O governo federal assinou, na quarta-feira (20), dois decretos que estabelecem novas regras para a atuação das plataformas digitais no Brasil. Segundo apuração da analista de Política da CNN Clarissa Oliveira ao Live CNN, a estratégia adotada pelo governo é utilizar esses instrumentos para reforçar decisões já determinadas pelo STF (Supremo Tribunal Federal), trazendo protagonismo para o presidente Luiz Inácio Lula da Silva (PT) no tema da regulamentação das big techs.

O movimento representa uma tentativa de contornar as dificuldades enfrentadas pelo governo no Congresso Nacional, sem extrapolar as prerrogativas do Executivo Federal. “O governo está com muito cuidado para não extrapolar a sua prerrogativa e não legislar no lugar do Congresso Nacional”, avaliou Clarissa.

Histórico de tentativas de regulamentação

Desde o início da atual gestão, houve um esforço para regulamentar as redes sociais de maneira mais eficaz. O chamado PL das Fake News, que seria o principal instrumento nesse sentido, acabou naufragando na tentativa de ser levado à discussão no Congresso Nacional.

“Aquilo acabou enterrado e precisou ser substituído ao longo do tempo por outras iniciativas do governo federal”, explicou a analista. Além disso, o tema foi levado por Lula a discussões com outros chefes de Estado no âmbito internacional.

Aceno ao eleitorado feminino

Um dos focos dos novos decretos é o combate à violência contra as mulheres nas redes sociais.
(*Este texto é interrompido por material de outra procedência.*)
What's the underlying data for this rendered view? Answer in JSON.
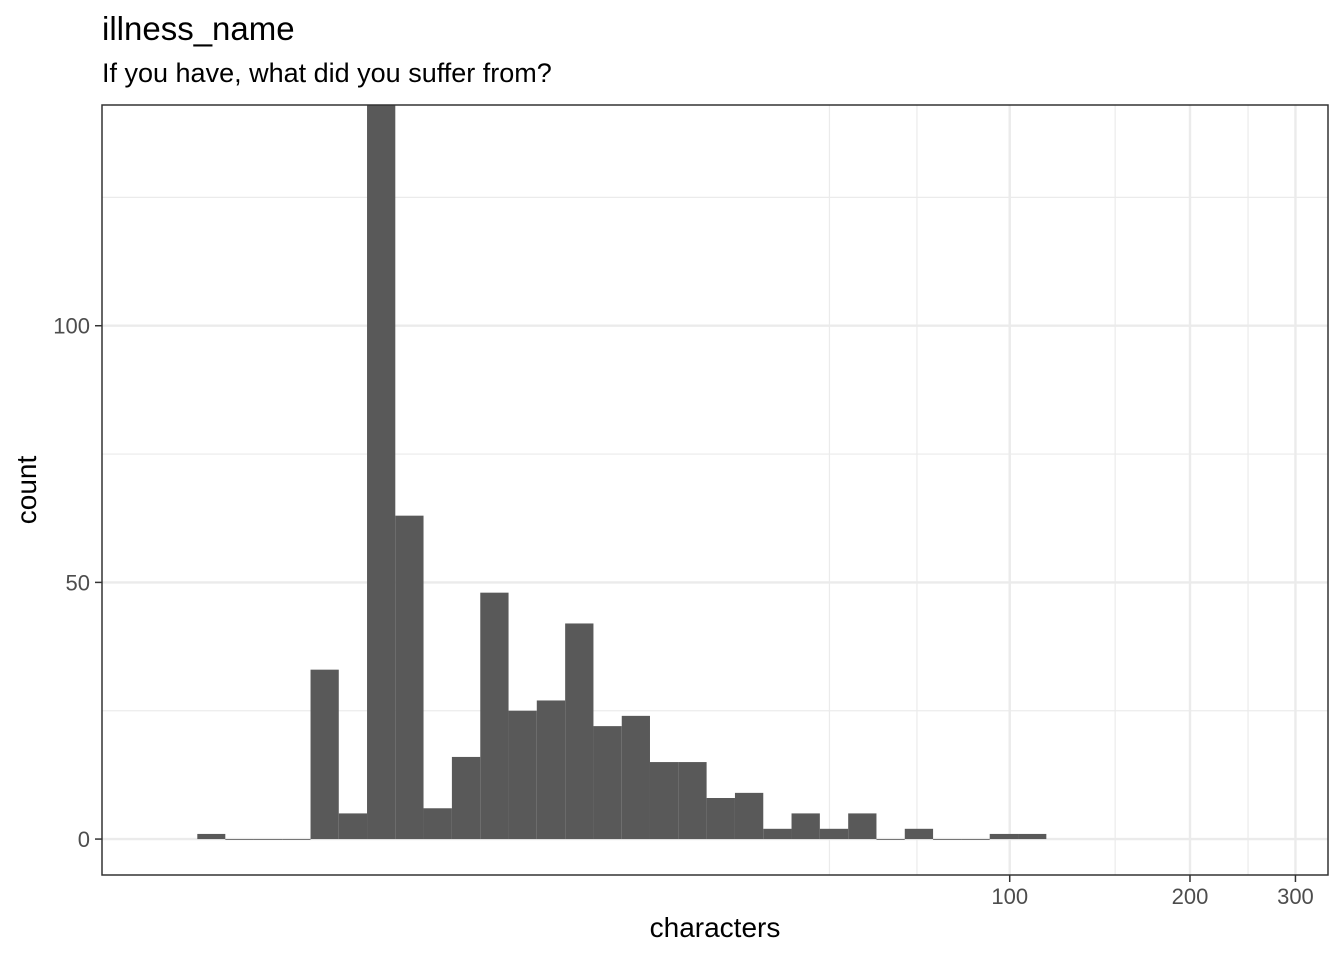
{
  "chart_data": {
    "type": "bar",
    "title": "illness_name",
    "subtitle": "If you have, what did you suffer from?",
    "xlabel": "characters",
    "ylabel": "count",
    "x_scale": "log10",
    "x_ticks": [
      100,
      200,
      300
    ],
    "x_tick_labels": [
      "100",
      "200",
      "300"
    ],
    "y_ticks": [
      0,
      50,
      100
    ],
    "y_tick_labels": [
      "0",
      "50",
      "100"
    ],
    "ylim": [
      -7,
      143
    ],
    "grid": true,
    "bins": [
      {
        "x0": 4.4,
        "x1": 4.9,
        "count": 1
      },
      {
        "x0": 4.9,
        "x1": 5.47,
        "count": 0
      },
      {
        "x0": 5.47,
        "x1": 6.1,
        "count": 0
      },
      {
        "x0": 6.1,
        "x1": 6.8,
        "count": 0
      },
      {
        "x0": 6.8,
        "x1": 7.58,
        "count": 33
      },
      {
        "x0": 7.58,
        "x1": 8.45,
        "count": 5
      },
      {
        "x0": 8.45,
        "x1": 9.42,
        "count": 143
      },
      {
        "x0": 9.42,
        "x1": 10.5,
        "count": 63
      },
      {
        "x0": 10.5,
        "x1": 11.71,
        "count": 6
      },
      {
        "x0": 11.71,
        "x1": 13.06,
        "count": 16
      },
      {
        "x0": 13.06,
        "x1": 14.56,
        "count": 48
      },
      {
        "x0": 14.56,
        "x1": 16.23,
        "count": 25
      },
      {
        "x0": 16.23,
        "x1": 18.1,
        "count": 27
      },
      {
        "x0": 18.1,
        "x1": 20.18,
        "count": 42
      },
      {
        "x0": 20.18,
        "x1": 22.5,
        "count": 22
      },
      {
        "x0": 22.5,
        "x1": 25.08,
        "count": 24
      },
      {
        "x0": 25.08,
        "x1": 27.97,
        "count": 15
      },
      {
        "x0": 27.97,
        "x1": 31.18,
        "count": 15
      },
      {
        "x0": 31.18,
        "x1": 34.77,
        "count": 8
      },
      {
        "x0": 34.77,
        "x1": 38.77,
        "count": 9
      },
      {
        "x0": 38.77,
        "x1": 43.22,
        "count": 2
      },
      {
        "x0": 43.22,
        "x1": 48.19,
        "count": 5
      },
      {
        "x0": 48.19,
        "x1": 53.74,
        "count": 2
      },
      {
        "x0": 53.74,
        "x1": 59.91,
        "count": 5
      },
      {
        "x0": 59.91,
        "x1": 66.8,
        "count": 0
      },
      {
        "x0": 66.8,
        "x1": 74.48,
        "count": 2
      },
      {
        "x0": 74.48,
        "x1": 83.05,
        "count": 0
      },
      {
        "x0": 83.05,
        "x1": 92.6,
        "count": 0
      },
      {
        "x0": 92.6,
        "x1": 103.25,
        "count": 1
      },
      {
        "x0": 103.25,
        "x1": 115.12,
        "count": 1
      }
    ],
    "bar_color": "#595959"
  }
}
O governo também enfrenta dificuldades no Congresso com o chamado PL da Misoginia, que travou na Câmara dos Deputados e se tornou alvo de críticas, inclusive do pré-candidato à Presidência Flávio Bolsonaro (PL-RJ). A proposta equipararia o crime de misoginia ao crime de racismo, criminalizando discursos de ódio contra as mulheres nas plataformas digitais.

Clarissa Oliveira destacou que os decretos fazem parte de um conjunto de ações do governo voltadas ao eleitorado feminino, considerado estratégico. “Lula tenta trazer para si o protagonismo de falar que este governo está olhando para o avanço da violência contra as mulheres nas redes sociais”, disse a analista.

Entre as medidas previstas, as redes sociais ficam obrigadas a retirar do ar, em até duas horas após a notificação da mulher, imagens de nudez não autorizada.